Now, Netflix is placing blame on ISPs not only in blog posts but within the Netflix app itself. These types of messages may start popping up for other Internet subscribers too.
“We are trying out different ways to keep our members informed,” Netflix spokesman Joris Evers said in an email. “This is a test that isn’t limited to Verizon.”
Though the Verizon deal was signed in late April, streaming speeds for FiOS and Verizon’s slower DSL service were no faster that month, according to Netflix’s monthly ranking of ISP streaming speeds. Bob Elek, a Verizon spokesman, said in an email that the company has not changed its network since inking the Netflix agreement. Elek also said the Netflix buffering message could “confuse” customers.
“We are working quickly to implement the network architecture and expect improvements to be experienced across the FiOS footprint throughout 2014,” he said. “Having said that, this seems to be PR driven – we’re investigating this claim but it seems misleading and could confuse people.”

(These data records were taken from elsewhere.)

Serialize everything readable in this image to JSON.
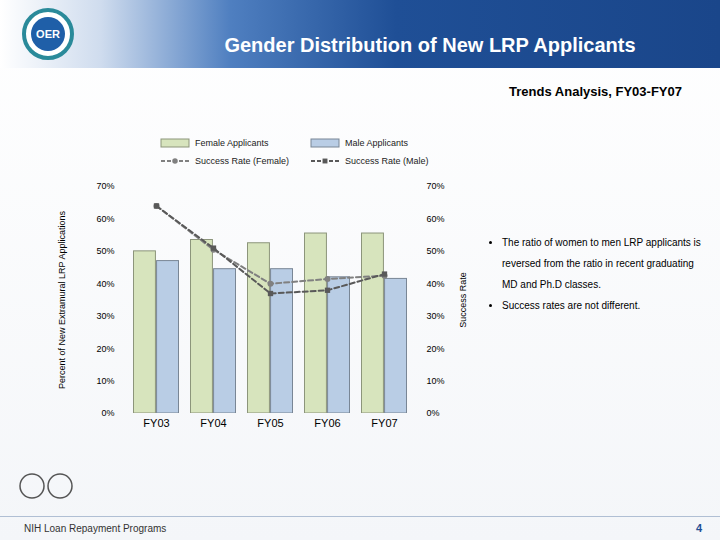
{
  "chart_data": {
    "type": "bar",
    "logo_text": "OER",
    "title": "Gender Distribution of New LRP Applicants",
    "subtitle": "Trends Analysis, FY03-FY07",
    "y_label": "Percent of New Extramural LRP Applications",
    "y2_label": "Success Rate",
    "categories": [
      "FY03",
      "FY04",
      "FY05",
      "FY06",
      "FY07"
    ],
    "series": [
      {
        "name": "Female Applicants",
        "type": "bar",
        "color": "#d7e4bd",
        "values": [
          50,
          53.5,
          52.5,
          55.5,
          55.5
        ]
      },
      {
        "name": "Male Applicants",
        "type": "bar",
        "color": "#b9cde5",
        "values": [
          47,
          44.5,
          44.5,
          42,
          41.5
        ]
      },
      {
        "name": "Success Rate (Female)",
        "type": "line",
        "axis": "y2",
        "color": "#808080",
        "marker": "circle",
        "line_style": "dashed",
        "values": [
          64,
          50.5,
          40,
          41.5,
          42.5
        ]
      },
      {
        "name": "Success Rate (Male)",
        "type": "line",
        "axis": "y2",
        "color": "#595959",
        "marker": "square",
        "line_style": "dashed",
        "values": [
          64,
          51,
          37,
          38,
          43
        ]
      }
    ],
    "ylim": [
      0,
      70
    ],
    "yticks": [
      {
        "value": 0,
        "label": "0%"
      },
      {
        "value": 10,
        "label": "10%"
      },
      {
        "value": 20,
        "label": "20%"
      },
      {
        "value": 30,
        "label": "30%"
      },
      {
        "value": 40,
        "label": "40%"
      },
      {
        "value": 50,
        "label": "50%"
      },
      {
        "value": 60,
        "label": "60%"
      },
      {
        "value": 70,
        "label": "70%"
      }
    ],
    "y2lim": [
      0,
      70
    ],
    "y2ticks": [
      {
        "value": 0,
        "label": "0%"
      },
      {
        "value": 10,
        "label": "10%"
      },
      {
        "value": 20,
        "label": "20%"
      },
      {
        "value": 30,
        "label": "30%"
      },
      {
        "value": 40,
        "label": "40%"
      },
      {
        "value": 50,
        "label": "50%"
      },
      {
        "value": 60,
        "label": "60%"
      },
      {
        "value": 70,
        "label": "70%"
      }
    ],
    "grid": false,
    "legend": "top",
    "annotations": [
      "The ratio of women to men LRP applicants is reversed from the ratio in recent graduating MD and Ph.D classes.",
      "Success rates are not different."
    ],
    "footer": "NIH Loan Repayment Programs",
    "page_number": "4"
  }
}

Verizon took a more direct stance against the Netflix messaging in a blog post Wednesday afternoon. “The problem is most likely congestion on the connection that Netflix has chosen to use to reach Verizon’s network,” the company wrote. “Of course, Netflix is solely responsible for choosing how their traffic is routed into any ISP’s network. It is sad that Netflix is willing to deliberately mislead its customers so they can be used as pawns in business negotiations and regulatory proceedings.